I met my boss at the factory floor with the machines nosily pounding chips onto printed circuit boards.
“Boss, there is an upcoming conference organised by Intel in two weeks time,” I said. “It is about the new ball grid array packaging technology. The procurement engineer has included my name for the seminar and it is free. Just need to get your approval for me to attend.”
“No.” He replied.
I was shocked.
“Boss, but it is about a new technology that we’ll be implementing on the assembly line, it is good that I can attend. Besides, it is free and we won’t need to budget for it.”
“No.” He said again. “Why do you want to go? This packaging technology is not related to our department. It is about how our completed PCAs will be packaged in a box and shiped. It is about packaging technology, which simply means, it is just about boxes.”
When did Intel start making boxes?
“Boss, I think you misunderstood. You can check with the procurement engineer and he can confirm that it is not about boxes.”
“No need. The engineer has already called me and I’ve already told him you won’t be going.”
“But boss, I really think I should go, it is related to my work.” I can feel my temper rising but I spoke with a controlled tone.
“Fine. Then I’ll apply leave and attend the seminar. I’ll pay on my own.”
“No, you can’t do it.” He insisted.
“Because it has not been done before and I won’t allow it.”
A short shouting match ensued but it was drowned out by the assembly lines so no one overheard our ‘conversation’.
“Fine. Ok. I won’t go. Happy?” I stormed off.
Two weeks later, I applied leave knowing that my boss would have forgotten the exact dates of the seminar. As expected, he approved my leave. I bought my own flight tickets to Penang making sure that I am on the same flight with the other engineers of my company. I’ve arranged to ‘bunk’ in the room with a colleague whose boss of another department had approved his attending the seminar.

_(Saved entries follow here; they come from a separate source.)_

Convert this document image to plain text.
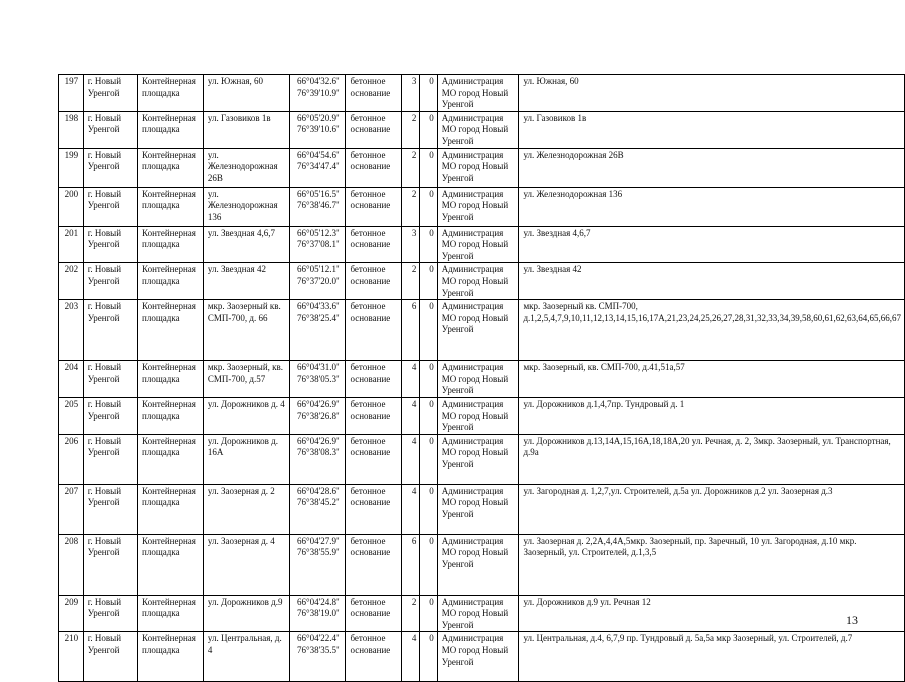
197	г. Новый Уренгой	Контейнерная площадка	ул. Южная, 60	66°04'32.6" 76°39'10.9"	бетонное основание	3	0	Администрация МО город Новый Уренгой	ул. Южная, 60
198	г. Новый Уренгой	Контейнерная площадка	ул. Газовиков 1в	66°05'20.9" 76°39'10.6"	бетонное основание	2	0	Администрация МО город Новый Уренгой	ул. Газовиков 1в
199	г. Новый Уренгой	Контейнерная площадка	ул. Железнодорожная 26В	66°04'54.6" 76°34'47.4"	бетонное основание	2	0	Администрация МО город Новый Уренгой	ул. Железнодорожная 26В
200	г. Новый Уренгой	Контейнерная площадка	ул. Железнодорожная 136	66°05'16.5" 76°38'46.7"	бетонное основание	2	0	Администрация МО город Новый Уренгой	ул. Железнодорожная 136
201	г. Новый Уренгой	Контейнерная площадка	ул. Звездная 4,6,7	66°05'12.3" 76°37'08.1"	бетонное основание	3	0	Администрация МО город Новый Уренгой	ул. Звездная 4,6,7
202	г. Новый Уренгой	Контейнерная площадка	ул. Звездная 42	66°05'12.1" 76°37'20.0"	бетонное основание	2	0	Администрация МО город Новый Уренгой	ул. Звездная 42
203	г. Новый Уренгой	Контейнерная площадка	мкр. Заозерный кв. СМП-700, д. 66	66°04'33.6" 76°38'25.4"	бетонное основание	6	0	Администрация МО город Новый Уренгой	мкр. Заозерный кв. СМП-700, д.1,2,5,4,7,9,10,11,12,13,14,15,16,17А,21,23,24,25,26,27,28,31,32,33,34,39,58,60,61,62,63,64,65,66,67
204	г. Новый Уренгой	Контейнерная площадка	мкр. Заозерный, кв. СМП-700, д.57	66°04'31.0" 76°38'05.3"	бетонное основание	4	0	Администрация МО город Новый Уренгой	мкр. Заозерный, кв. СМП-700, д.41,51а,57
205	г. Новый Уренгой	Контейнерная площадка	ул. Дорожников д. 4	66°04'26.9" 76°38'26.8"	бетонное основание	4	0	Администрация МО город Новый Уренгой	ул. Дорожников д.1,4,7пр. Тундровый д. 1
206	г. Новый Уренгой	Контейнерная площадка	ул. Дорожников д. 16А	66°04'26.9" 76°38'08.3"	бетонное основание	4	0	Администрация МО город Новый Уренгой	ул. Дорожников д.13,14А,15,16А,18,18А,20 ул. Речная, д. 2, 3мкр. Заозерный, ул. Транспортная, д.9а
207	г. Новый Уренгой	Контейнерная площадка	ул. Заозерная д. 2	66°04'28.6" 76°38'45.2"	бетонное основание	4	0	Администрация МО город Новый Уренгой	ул. Загородная д. 1,2,7,ул. Строителей, д.5а ул. Дорожников д.2 ул. Заозерная д.3
208	г. Новый Уренгой	Контейнерная площадка	ул. Заозерная д. 4	66°04'27.9" 76°38'55.9"	бетонное основание	6	0	Администрация МО город Новый Уренгой	ул. Заозерная д. 2,2А,4,4А,5мкр. Заозерный, пр. Заречный, 10 ул. Загородная, д.10 мкр. Заозерный, ул. Строителей, д.1,3,5
209	г. Новый Уренгой	Контейнерная площадка	ул. Дорожников д.9	66°04'24.8" 76°38'19.0"	бетонное основание	2	0	Администрация МО город Новый Уренгой	ул. Дорожников д.9 ул. Речная 12
210	г. Новый Уренгой	Контейнерная площадка	ул. Центральная, д. 4	66°04'22.4" 76°38'35.5"	бетонное основание	4	0	Администрация МО город Новый Уренгой	ул. Центральная, д.4, 6,7,9 пр. Тундровый д. 5а,5а мкр Заозерный, ул. Строителей, д.7
13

I was glad that I attended the conference. I learnt something that was related to my work. In fact, it gave me a better understanding and I was able to have a better appreciation of the problems related to BGAs in the later months when one of my new product started using BGA chip devices. In fact, I thought that the knowledge was important enough that I actually conducted a short and concise introductory course to my fellow engineers in my department – minus my boss, of course.

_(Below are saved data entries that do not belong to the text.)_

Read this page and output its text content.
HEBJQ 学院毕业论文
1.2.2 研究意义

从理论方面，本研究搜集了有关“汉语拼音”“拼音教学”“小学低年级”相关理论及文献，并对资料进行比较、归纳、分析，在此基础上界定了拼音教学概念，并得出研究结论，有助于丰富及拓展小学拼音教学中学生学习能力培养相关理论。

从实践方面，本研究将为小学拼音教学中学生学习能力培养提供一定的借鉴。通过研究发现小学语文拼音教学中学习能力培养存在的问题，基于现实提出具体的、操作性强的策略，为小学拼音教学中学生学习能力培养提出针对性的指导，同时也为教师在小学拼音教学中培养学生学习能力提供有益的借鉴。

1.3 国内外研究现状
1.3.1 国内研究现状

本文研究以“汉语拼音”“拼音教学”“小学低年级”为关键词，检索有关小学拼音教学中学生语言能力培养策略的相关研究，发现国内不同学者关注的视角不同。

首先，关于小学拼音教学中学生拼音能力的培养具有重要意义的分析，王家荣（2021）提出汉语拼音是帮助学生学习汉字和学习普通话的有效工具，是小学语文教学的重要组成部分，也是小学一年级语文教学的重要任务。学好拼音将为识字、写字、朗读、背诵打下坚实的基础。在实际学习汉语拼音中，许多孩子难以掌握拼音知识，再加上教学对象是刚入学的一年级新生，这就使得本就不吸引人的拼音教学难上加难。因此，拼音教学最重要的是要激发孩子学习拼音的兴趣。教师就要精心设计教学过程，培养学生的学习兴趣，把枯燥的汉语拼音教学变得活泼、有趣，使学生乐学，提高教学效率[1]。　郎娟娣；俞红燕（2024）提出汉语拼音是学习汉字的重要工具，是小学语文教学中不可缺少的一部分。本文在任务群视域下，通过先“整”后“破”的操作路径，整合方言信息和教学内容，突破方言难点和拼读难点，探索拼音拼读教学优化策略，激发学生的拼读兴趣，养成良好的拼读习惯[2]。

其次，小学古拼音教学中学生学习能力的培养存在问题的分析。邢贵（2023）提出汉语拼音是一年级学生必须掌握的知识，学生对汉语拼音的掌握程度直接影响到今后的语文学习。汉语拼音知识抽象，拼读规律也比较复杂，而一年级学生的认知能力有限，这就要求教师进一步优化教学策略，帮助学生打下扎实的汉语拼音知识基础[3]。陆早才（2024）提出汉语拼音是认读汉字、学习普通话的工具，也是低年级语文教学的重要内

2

Ever since then, if I ever come across any arguement simply stating that “it cannot be done because it has not been done before”, it would really irk me.
Did I regret my decision? No. Did I break rules? Maybe.
Don’t ever let people convince you that you can’t do it because they can’t. Don’t limit your potential based on other peoples expectations. Realise your own potential. Believe in your dreams. You have yourself to answer to.
P.S. The title of this post was inspired by Neon Genesis Evangelion.